仏蘭西紀行

10 リヨンでの挫折

 9時過ぎの起床。ボクにしてはまぁまぁ早起きした方だ。天気はあまり良くは無いけど、悪くも無い。グウタラしているウチに出発は11時頃となる。何故か早めに出発することが出来ない。

 1kmも走らないうちに街を出る。1時間も走ればリヨンに到着。すなわち昼過ぎ。インフォメーションがあったので、ホテルの予約をしようと思い立ち寄ったが、言葉が通じなくて敢え無く退散。仕方がないのでテキトーに探して入ったホテルは、「場末」って言葉がぴったりの一つ星。シングルで97Fとまぁ安い。宿の女主人は一応英語が通じたので助かった。しかし、そう思ったのも束の間。言葉の壁ではなく、文化の壁にブチあたる。より正確に言うなら、文化の違いによると思われる感覚の違いと言えばいいのだろうか。と言うのも、彼女がこのホテルの規則について簡単に説明してくれたときのこと。「ミッドナイトには玄関の鍵を閉めますので、それまでにはお帰り下さい」と言うので、「オウケイ、ところで何時になったら鍵を閉めるのですか」と尋ねると、「ミッドナイト」と彼女は素っ気なく答えた。「夜中っちゅーのはわかるけど、そうやなくて何時になったら鍵閉めるんや?」とさらに尋ねると、彼女はやや荒い口調で再び「ミッドナイト!」。やれやれ。ボクは会話を諦め、適当に「オウケイ」と答え、夜は少し早めに帰ってこようと思った。

 後になって解ったことだが、「ミッドナイト」とは日本語にすると「夜中」もしくは「真夜中」となるわけだが、日本語に於ける「夜中」あるいは「真夜中」というのは、ある種イメージ的なもので、具体的に何時から何時頃迄と言う感覚は無いのでは無かろうか。(或いはそれはボクだけ?)そんなあやふやな感覚に対し、彼女たちフランス人(或いはヨーロッパ人)にとって「ミッドナイト」とは厳然たる「ミッドナイト」であって、そんなあやふやなものでは無いらしい。具体的には大体夜の0時から朝の4時、5時あたりのようだ。そしてその次がアーリーモーニングとなり、次いでモーニング、ヌーン、アフタヌーン、イブニング、ナイトと続くようで、それぞれに大体何時から何時頃迄という感覚があるらしい。フム。

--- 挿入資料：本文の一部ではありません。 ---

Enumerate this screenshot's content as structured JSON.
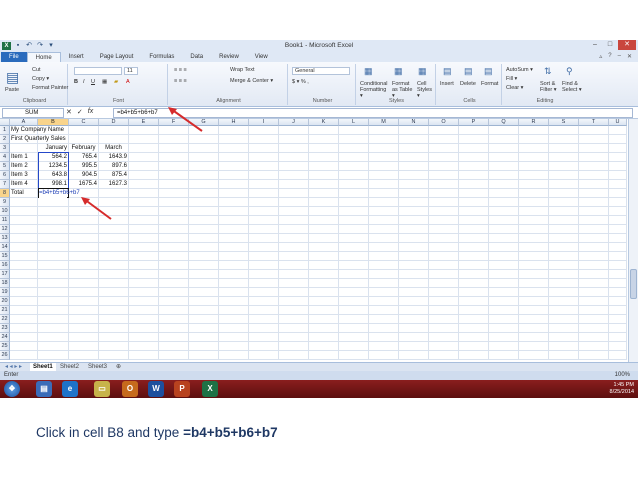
{
  "window": {
    "title": "Book1 - Microsoft Excel"
  },
  "tabs": [
    "File",
    "Home",
    "Insert",
    "Page Layout",
    "Formulas",
    "Data",
    "Review",
    "View"
  ],
  "ribbon": {
    "clipboard": {
      "label": "Clipboard",
      "paste": "Paste",
      "cut": "Cut",
      "copy": "Copy ▾",
      "format_painter": "Format Painter"
    },
    "font": {
      "label": "Font",
      "size": "11"
    },
    "alignment": {
      "label": "Alignment",
      "wrap": "Wrap Text",
      "merge": "Merge & Center ▾"
    },
    "number": {
      "label": "Number",
      "format": "General"
    },
    "styles": {
      "label": "Styles",
      "cond": "Conditional Formatting ▾",
      "table": "Format as Table ▾",
      "cell": "Cell Styles ▾"
    },
    "cells": {
      "label": "Cells",
      "insert": "Insert",
      "delete": "Delete",
      "format": "Format"
    },
    "editing": {
      "label": "Editing",
      "autosum": "AutoSum ▾",
      "fill": "Fill ▾",
      "clear": "Clear ▾",
      "sort": "Sort & Filter ▾",
      "find": "Find & Select ▾"
    }
  },
  "formula_bar": {
    "name_box": "SUM",
    "fx": "fx",
    "content": "=b4+b5+b6+b7"
  },
  "columns": [
    "A",
    "B",
    "C",
    "D",
    "E",
    "F",
    "G",
    "H",
    "I",
    "J",
    "K",
    "L",
    "M",
    "N",
    "O",
    "P",
    "Q",
    "R",
    "S",
    "T",
    "U"
  ],
  "rows": [
    "1",
    "2",
    "3",
    "4",
    "5",
    "6",
    "7",
    "8",
    "9",
    "10",
    "11",
    "12",
    "13",
    "14",
    "15",
    "16",
    "17",
    "18",
    "19",
    "20",
    "21",
    "22",
    "23",
    "24",
    "25",
    "26"
  ],
  "cells": {
    "a1": "My Company Name",
    "a2": "First Quarterly Sales",
    "b3": "January",
    "c3": "February",
    "d3": "March",
    "a4": "Item 1",
    "b4": "564.2",
    "c4": "765.4",
    "d4": "1643.9",
    "a5": "Item 2",
    "b5": "1234.5",
    "c5": "995.5",
    "d5": "897.6",
    "a6": "Item 3",
    "b6": "643.8",
    "c6": "904.5",
    "d6": "875.4",
    "a7": "Item 4",
    "b7": "998.1",
    "c7": "1675.4",
    "d7": "1627.3",
    "a8": "Total",
    "b8": "=b4+b5+b6+b7"
  },
  "sheets": [
    "Sheet1",
    "Sheet2",
    "Sheet3"
  ],
  "status": {
    "mode": "Enter",
    "zoom": "100%"
  },
  "taskbar": {
    "time": "1:45 PM",
    "date": "8/25/2014"
  },
  "caption": {
    "text": "Click in cell B8 and type ",
    "bold": "=b4+b5+b6+b7"
  },
  "colors": {
    "arrow": "#d62b2b",
    "caption": "#1f3864",
    "excel_green": "#1e7145"
  }
}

 さて、リヨンでは昼頃にはホテルに入り、シャワーを浴びて髭を剃り、ちょっと小綺麗なジャージに着替えて外に出て、あたりを散策。途中、カフェテラスでコーヒーを飲みながら、街を行き交う人々を観察しながら眺める。
 夜はレストランでちょっと贅沢に食事をし、帰りにはバーに寄ってちょっと一杯。などと思い描いてはいたのだけど、実際はどうだったかというと…。

 ホテルに入り荷物を置いてとりあえず外に出る。タバコを買って、マクドナルドに入って、雑誌を買ってホテルに帰る。ベッドに横たわると気持ちよくて寝てしまう。だって、実に一週間とちょっとぶりのベッドなのだ。それにしても目覚めればすでに7時。なんてこった。急いでシャワーを浴びる。手持ちの中でもっとも綺麗なジャージに着替えて、ヨシ、レストランに入るぞ!と気合いを入れて外に出てブラブラする。さて、何処に入ったものか。多少悩んだものの、店を選ぶに際し、自分の中に何の基準も無いことに気付く。とにかく中に入って席に座ってもうたら勝ちや!とテキトーな店を見つけて入り、席に着く。そしておもむろにメニューを拡げる。ウッ!読めない…。どうにか読めても何のこっちゃさっぱりわからん。ボーイも来ない。
うぅ〜っ。出てきてしまった。結局夜もマクドナルド。あぁ情けない。

 しかしまぁ、何はともあれ、ここリヨン迄で約600km。海まではあと約400kmだ。